A co-owner of Mumbai’s Kamala Mills compound, where 14 people died after a fire broke out on December 29, withdrew his plea against arrest in the Supreme Court on Tuesday, PTI reported. Ravi Surajmal Bhandari withdrew his petition after the top court asked him to approach the trial court handling the case, to seek bail.

Bhandari had claimed in his plea that he could not be held responsible for the tragedy and called his arrest “illegal detention”. But the Supreme Court bench of judges AK Sikri and Ashok Bhushan asked how a habeas corpus petition can be filed when the accused is in judicial custody. A habeas corpus is a plea requiring a person under arrest to be produced before a court, to secure the person’s release.

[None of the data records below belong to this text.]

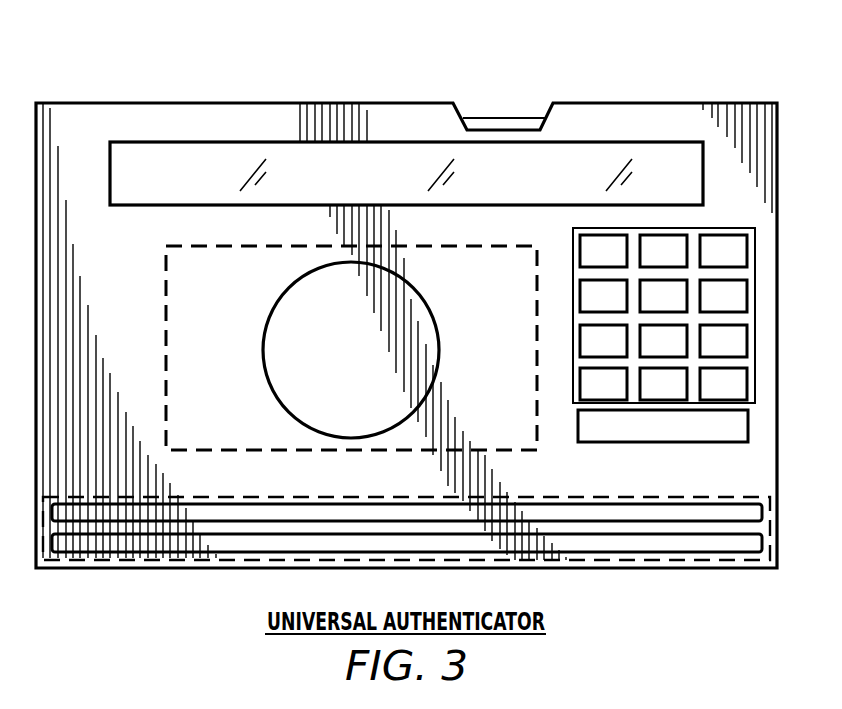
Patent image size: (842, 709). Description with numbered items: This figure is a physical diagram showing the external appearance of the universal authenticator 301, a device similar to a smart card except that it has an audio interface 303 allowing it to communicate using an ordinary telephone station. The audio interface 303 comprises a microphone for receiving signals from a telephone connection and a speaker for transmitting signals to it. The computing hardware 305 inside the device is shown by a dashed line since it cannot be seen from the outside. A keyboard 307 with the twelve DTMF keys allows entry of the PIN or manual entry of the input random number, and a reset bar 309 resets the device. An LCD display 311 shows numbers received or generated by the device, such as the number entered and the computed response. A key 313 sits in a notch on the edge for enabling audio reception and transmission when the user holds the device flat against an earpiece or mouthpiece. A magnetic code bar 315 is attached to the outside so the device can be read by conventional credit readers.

The universal authenticator 301 is at (722, 90).
The audio interface 303 is at (264, 350).
The computing hardware 305 is at (166, 271).
The keyboard 307 is at (713, 229).
The reset bar 309 is at (631, 443).
The LCD display 311 is at (161, 206).
The key 313 is at (502, 117).
The magnetic code bar 315 is at (718, 498).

Bhandari was arrested in January along with fire officer Rajendra Patil and Utkarsh Pandey, who supplied hookahs to two pubs housed within the compound, Mojo’s Bistro and 1Above. The fire had started at Mojo’s Bistro and spread to the adjacent restaurant 1Above.

Bhandari’s lawyer Mukul Rohatgi had told the Supreme Court that his arrest was illegal and he cannot be charged with culpable homicide. The top court had already held in its judgements in the Bhopal gas tragedy and the Uphaar cinema hall fire cases that these are cases of negligence, which is a bailable offence, Rohatgi argued.